I knew the Victorians liked to collect things, but I hadn't really thought about why. Now I know.
This is an excellent book, a very readable history that uses the specific examples of five very different collectors to put the theory of collecting in its historical context, and to tackle the history of two associated disciplines, art history, and curatorship - by which I mean, the theory behind how collections are displayed.
Until the Museum Act, collecting and displaying your collection was the province of the rich. Though many private collections could be viewed, it was by appointment, and so pretty much excluded the poor and the illiterate. But as the industrial revolution progressed and working-class people got more leisure time and a bit more money to spend, the Victorian Establishment began to fret that without any more edcuational delights to distract them, the great unwashed would take to the pub. Thus, the Museum Act, which provided for taxes to build museums, but not to buy anything to go inside them. And so private collectors became public benefactors, and the great debate about what should be show, what constituted art, and how displays should be made, began.
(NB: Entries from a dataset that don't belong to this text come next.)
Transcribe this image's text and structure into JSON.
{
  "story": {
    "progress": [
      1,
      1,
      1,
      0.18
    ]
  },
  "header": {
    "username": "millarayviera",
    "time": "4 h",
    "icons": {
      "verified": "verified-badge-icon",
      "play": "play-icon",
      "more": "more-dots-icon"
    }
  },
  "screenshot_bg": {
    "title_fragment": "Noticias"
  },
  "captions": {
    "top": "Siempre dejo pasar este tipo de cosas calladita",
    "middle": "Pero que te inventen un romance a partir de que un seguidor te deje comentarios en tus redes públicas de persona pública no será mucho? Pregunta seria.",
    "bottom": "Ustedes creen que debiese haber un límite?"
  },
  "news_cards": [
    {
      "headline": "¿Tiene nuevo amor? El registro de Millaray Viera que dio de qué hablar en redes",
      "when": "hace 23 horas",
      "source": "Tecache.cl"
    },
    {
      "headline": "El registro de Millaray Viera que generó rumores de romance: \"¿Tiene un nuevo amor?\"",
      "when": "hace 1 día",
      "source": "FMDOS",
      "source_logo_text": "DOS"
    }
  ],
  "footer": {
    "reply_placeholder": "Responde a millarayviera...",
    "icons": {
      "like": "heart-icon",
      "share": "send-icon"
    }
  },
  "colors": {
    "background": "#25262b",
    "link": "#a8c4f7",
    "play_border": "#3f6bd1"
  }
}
I confess, it's not something I'd given much thought to until I read this book, but it's a subject matter that Yallop deals with lucidly and entertainingly. Should collections remain together under the benefactor's name, even if they are a mish mash of objects? Should chronology play a part? And what about context? Obvious questions to us, used as we are to sophisticated displays and a wealth of choice, but when museums were in their childhood, these things had still to be addressed.
Then there's the issue of what, exactly, is worthy of being displayed? The debate between intrinsic beauty and provinence is one that raged in the early days of the British Museum and what became the V&A. When the world began to open up to the Victorians, and artefacts from South America, China and Africa came on the market, curators didn't know how to classify them - were they art, or just interesting objects which demonstrated how 'inferior' were these primative civilisations.
Fascinating as these arguements are, it is the actual human examples which Yallop uses which bring this book to life, from the slightly manic Robinson of the V&A, to the celebrity-mad Mayer, whose collection included (apparently!) a pair of slippers worn by Queen Victoria on her wedding day, and the austere and knowledgable Charlotte Schreiber, one of the few women collectors taken seriously by the Victorian Establishment.
Murray Marks, friend of the Pre-Raphaelites and dealer to some of the wealthiest Americans, is the first of what we'd recognise as an art dealer. Towards the end of the century, as the display of 'art' in a new-made ancestral home by one of the new-made industrial elite sent the price of 'art' soaring, people like Marks made a fortune - and so did the fraudsters. The fact that some fakes had as much artistic merit as the originals brought the 'what is art' question to the fore once more. Fakes confused the Victorians, who liked order, black and white answers with no shades of grey. The idea that artistic merit, as opposed to provenance, could influence the value of something sent their logical heads spinning. Enter Oscar Wilde, and his 'art for art's sake' quote. And, sadly, the end of this book, which has left me very hungry to know more.